Donc, quand le Gouvernement nous dit aujourd’hui, nous sommes en 2019, construisez un projet d’ici un an, pour qu’on le valide et après peut-être on le mettra en application. Dans le temps c’est dément, c’est intenable. C’est donc un des arguments qui est développé dans la motion, on a un timing qui n’est pas tenable. Timing et financement, aujourd’hui le Gouvernement dit "on ferme" point, alors que c’est sa décision à lui, décision unilatérale. En plus, j’ajoute et cela je ne demande pas que cela soit dans la motion. Un certain député de la même majorité que Monsieur Lambert, pour ne pas le nommer Monsieur Laqhila qui est le Député de la 11ème circonscription, c’est la circonscription d’à côté de celle de Gardanne, je suis au courant puisque je suis Conseiller Départemental d’un canton qui est sur deux circonscriptions, je connais bien Monsieur Laqhila, du moins par rapport à la 11ème circonscription.
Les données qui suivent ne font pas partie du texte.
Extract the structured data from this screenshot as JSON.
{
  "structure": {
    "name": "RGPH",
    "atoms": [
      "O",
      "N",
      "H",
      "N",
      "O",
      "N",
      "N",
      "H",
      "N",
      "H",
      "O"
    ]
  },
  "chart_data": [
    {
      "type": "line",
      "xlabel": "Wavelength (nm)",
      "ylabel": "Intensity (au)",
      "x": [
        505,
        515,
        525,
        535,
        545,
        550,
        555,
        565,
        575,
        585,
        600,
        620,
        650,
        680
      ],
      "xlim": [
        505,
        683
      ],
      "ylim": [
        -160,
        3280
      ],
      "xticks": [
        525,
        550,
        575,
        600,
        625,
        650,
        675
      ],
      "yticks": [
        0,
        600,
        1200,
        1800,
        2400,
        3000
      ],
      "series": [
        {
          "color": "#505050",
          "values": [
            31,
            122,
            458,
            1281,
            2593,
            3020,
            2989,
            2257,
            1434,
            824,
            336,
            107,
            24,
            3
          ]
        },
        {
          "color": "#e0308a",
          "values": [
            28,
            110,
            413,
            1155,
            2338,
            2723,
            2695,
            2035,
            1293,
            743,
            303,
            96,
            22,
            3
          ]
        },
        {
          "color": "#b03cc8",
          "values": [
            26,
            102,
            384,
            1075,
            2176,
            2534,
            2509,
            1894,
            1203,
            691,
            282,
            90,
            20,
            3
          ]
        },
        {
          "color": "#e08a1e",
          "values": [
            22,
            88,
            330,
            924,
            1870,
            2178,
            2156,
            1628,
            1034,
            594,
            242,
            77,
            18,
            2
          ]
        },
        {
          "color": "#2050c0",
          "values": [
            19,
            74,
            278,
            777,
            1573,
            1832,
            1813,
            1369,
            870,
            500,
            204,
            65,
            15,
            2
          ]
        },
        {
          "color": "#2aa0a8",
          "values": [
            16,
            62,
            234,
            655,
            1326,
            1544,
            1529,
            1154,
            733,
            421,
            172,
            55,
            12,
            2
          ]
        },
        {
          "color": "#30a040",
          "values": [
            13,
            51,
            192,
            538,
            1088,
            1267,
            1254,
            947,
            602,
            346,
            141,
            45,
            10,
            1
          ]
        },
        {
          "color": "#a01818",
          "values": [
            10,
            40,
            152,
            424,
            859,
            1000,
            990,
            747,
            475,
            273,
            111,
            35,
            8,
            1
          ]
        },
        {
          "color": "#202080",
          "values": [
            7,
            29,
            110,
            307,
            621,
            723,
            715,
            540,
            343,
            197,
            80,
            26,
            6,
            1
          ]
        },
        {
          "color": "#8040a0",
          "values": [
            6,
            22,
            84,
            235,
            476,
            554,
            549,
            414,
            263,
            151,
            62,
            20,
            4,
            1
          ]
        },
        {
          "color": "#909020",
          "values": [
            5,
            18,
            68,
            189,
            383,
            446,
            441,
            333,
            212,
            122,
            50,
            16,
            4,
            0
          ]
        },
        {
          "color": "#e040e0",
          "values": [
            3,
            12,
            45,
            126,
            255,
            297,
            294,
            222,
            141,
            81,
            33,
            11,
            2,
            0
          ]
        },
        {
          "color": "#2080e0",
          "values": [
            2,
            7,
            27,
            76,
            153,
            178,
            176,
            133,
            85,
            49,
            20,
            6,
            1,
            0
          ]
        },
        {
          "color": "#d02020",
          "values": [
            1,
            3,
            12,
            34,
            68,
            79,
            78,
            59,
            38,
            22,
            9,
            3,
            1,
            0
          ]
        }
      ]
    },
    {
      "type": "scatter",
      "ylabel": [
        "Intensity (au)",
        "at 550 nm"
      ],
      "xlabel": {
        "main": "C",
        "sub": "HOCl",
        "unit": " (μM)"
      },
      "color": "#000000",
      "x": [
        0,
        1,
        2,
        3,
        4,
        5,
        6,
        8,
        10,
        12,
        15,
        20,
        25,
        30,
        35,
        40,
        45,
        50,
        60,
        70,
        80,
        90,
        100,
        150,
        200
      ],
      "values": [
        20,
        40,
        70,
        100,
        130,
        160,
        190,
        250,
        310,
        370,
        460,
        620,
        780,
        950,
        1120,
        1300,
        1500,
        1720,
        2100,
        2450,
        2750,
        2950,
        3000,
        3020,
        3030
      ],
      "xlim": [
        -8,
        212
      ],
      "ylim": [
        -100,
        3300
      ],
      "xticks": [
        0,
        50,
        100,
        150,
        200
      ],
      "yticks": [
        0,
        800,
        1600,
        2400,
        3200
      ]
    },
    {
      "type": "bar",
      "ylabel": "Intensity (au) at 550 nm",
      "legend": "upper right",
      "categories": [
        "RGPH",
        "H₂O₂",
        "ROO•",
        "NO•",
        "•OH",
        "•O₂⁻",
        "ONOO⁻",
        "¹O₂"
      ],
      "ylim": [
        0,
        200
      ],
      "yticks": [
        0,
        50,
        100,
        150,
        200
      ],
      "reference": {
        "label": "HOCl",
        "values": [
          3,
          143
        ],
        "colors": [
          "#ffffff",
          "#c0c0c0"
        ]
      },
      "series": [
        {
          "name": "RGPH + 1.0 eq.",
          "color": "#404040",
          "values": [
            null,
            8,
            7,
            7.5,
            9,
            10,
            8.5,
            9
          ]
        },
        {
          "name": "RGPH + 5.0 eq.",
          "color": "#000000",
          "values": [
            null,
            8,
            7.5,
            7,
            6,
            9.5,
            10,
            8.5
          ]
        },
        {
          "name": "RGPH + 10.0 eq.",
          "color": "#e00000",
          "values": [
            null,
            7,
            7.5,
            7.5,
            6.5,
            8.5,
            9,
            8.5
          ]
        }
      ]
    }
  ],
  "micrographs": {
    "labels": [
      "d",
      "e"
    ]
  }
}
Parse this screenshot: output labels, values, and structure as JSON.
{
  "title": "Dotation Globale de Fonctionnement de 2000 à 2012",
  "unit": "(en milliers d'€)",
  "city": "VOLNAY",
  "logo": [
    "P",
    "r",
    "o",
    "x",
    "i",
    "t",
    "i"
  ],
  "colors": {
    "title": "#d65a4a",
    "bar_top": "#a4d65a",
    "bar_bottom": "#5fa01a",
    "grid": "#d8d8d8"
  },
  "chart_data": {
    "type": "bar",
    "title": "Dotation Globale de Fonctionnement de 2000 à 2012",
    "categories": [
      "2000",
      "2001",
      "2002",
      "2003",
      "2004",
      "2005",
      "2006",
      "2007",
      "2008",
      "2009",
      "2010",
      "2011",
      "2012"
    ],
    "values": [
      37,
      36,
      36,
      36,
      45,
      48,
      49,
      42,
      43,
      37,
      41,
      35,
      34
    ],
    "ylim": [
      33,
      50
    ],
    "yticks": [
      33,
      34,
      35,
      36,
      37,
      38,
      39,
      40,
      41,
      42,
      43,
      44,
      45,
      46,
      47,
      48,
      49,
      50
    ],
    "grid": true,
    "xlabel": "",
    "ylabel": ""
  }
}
Ce Monsieur Laqhila défraie actuellement la chronique, puisqu’il demande tout bêtement et tout simplement de dissoudre c’est le mot, de dissoudre un syndicat. On peut lui rappeler un peu de décence à ce Monsieur Laqhila en sachant que le mot "dissoudre" fait penser à une triste mémoire de notre histoire en France et donc "dissoudre" c’est un grand mot et moi ce que je demande à Monsieur Laqhila c’est d’avoir un peu plus de décence. Surtout quand on sait tout ce qui peut se passer au niveau du Gouvernement, je ne reviendrai pas sur l’affaire Benalla, je vais m’arrêter, je ne vais pas aller plus loin, mais il y a effectivement des propos à éviter de tenir. Je voulais demander à M. Laqhila de revenir à un peu de décence par rapport à cette situation.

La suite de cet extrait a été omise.